Okay, it’s true. There have been a few unhappy endings that I liked. Little Bee, by Chris Cleave, is one of the best books I’ve ever read. Loved it. And Swoon, by Nina Mulkin.

But let’s talk best-picture-hopeful Crazy Heart.

It’s true that the setup was less realism and more fiction: a beautiful young lady wanted to be kissed by a drunken, slobbering, greasy old man covered in sweat, with traces of vomit still on his shirt.

Ewww. It was just gross to watch. I wanted to shove him in a shower, and I wasn’t even convinced that would help. (The picture below makes him look a lot cleaner than he did in the film. Trust me. He was repulsive. I kept hoping he’d wash his hair at some point in the film.)

But she instantly falls in love with him. After that, the movie is predictable. He gets drunker. And drunker. And then drunker.

For two freakin’ hours he gets drunker.

Then, as we all knew he would, he loses her kid. Finally! She dumps him. He goes to rehab. He gets better. She doesn’t want him back. He rides off into the sunset alone.


Oh, yeah. He gets a good check for one of his songs. He graduates from a dilapidated old truck. Are we supposed to think money is a happy ending? Um, no. Not when you’re all alone and no one loves you in the whole world.

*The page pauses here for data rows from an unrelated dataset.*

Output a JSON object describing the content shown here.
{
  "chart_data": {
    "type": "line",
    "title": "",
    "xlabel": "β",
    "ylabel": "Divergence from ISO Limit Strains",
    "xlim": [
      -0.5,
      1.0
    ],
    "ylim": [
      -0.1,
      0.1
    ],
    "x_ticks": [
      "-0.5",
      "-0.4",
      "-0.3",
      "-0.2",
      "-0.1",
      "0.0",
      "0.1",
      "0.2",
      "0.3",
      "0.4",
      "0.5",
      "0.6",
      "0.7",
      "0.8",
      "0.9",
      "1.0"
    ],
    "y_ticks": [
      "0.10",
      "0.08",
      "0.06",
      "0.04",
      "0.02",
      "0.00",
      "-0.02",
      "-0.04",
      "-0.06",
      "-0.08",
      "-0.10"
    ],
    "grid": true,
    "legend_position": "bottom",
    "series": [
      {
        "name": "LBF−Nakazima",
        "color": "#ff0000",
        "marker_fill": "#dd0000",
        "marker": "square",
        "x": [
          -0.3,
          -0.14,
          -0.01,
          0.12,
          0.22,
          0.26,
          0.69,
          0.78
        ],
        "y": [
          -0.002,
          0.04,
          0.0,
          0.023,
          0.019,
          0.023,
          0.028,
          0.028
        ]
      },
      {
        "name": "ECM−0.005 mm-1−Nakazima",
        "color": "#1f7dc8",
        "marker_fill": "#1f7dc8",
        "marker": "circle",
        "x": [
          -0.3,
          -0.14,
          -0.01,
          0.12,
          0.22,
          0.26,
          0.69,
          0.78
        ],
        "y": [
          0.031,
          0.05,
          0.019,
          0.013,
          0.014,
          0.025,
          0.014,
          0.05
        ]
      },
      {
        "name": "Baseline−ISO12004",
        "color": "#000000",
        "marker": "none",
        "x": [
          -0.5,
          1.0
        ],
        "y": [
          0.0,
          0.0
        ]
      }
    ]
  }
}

There was one bit of realism I liked: his adult son, who Bad didn’t talk to after he was four years old, is not interested in getting to know his father.

That is realistic and refreshing, since I’ve never seen that in fiction without the obligatory make-up and happy-ever-after in the father-son relationship. Um, no.

Yeah, great acting.

Joy, joy, joy.

I give it two thumbs down. I was in a perfectly happy mood going in, and by the one hour point I was looking at my watch every two minutes. By the time we left, I actually cried because it was such a depressing movie. And not a good sort of Greek-tragedy-cathartic cry, but an I’m-depressed-and-I-want-to-talk-to-my-best-friend cry.

So what movies have you seen lately? How’d you like them? And how do you feel about realism? And unhappy endings?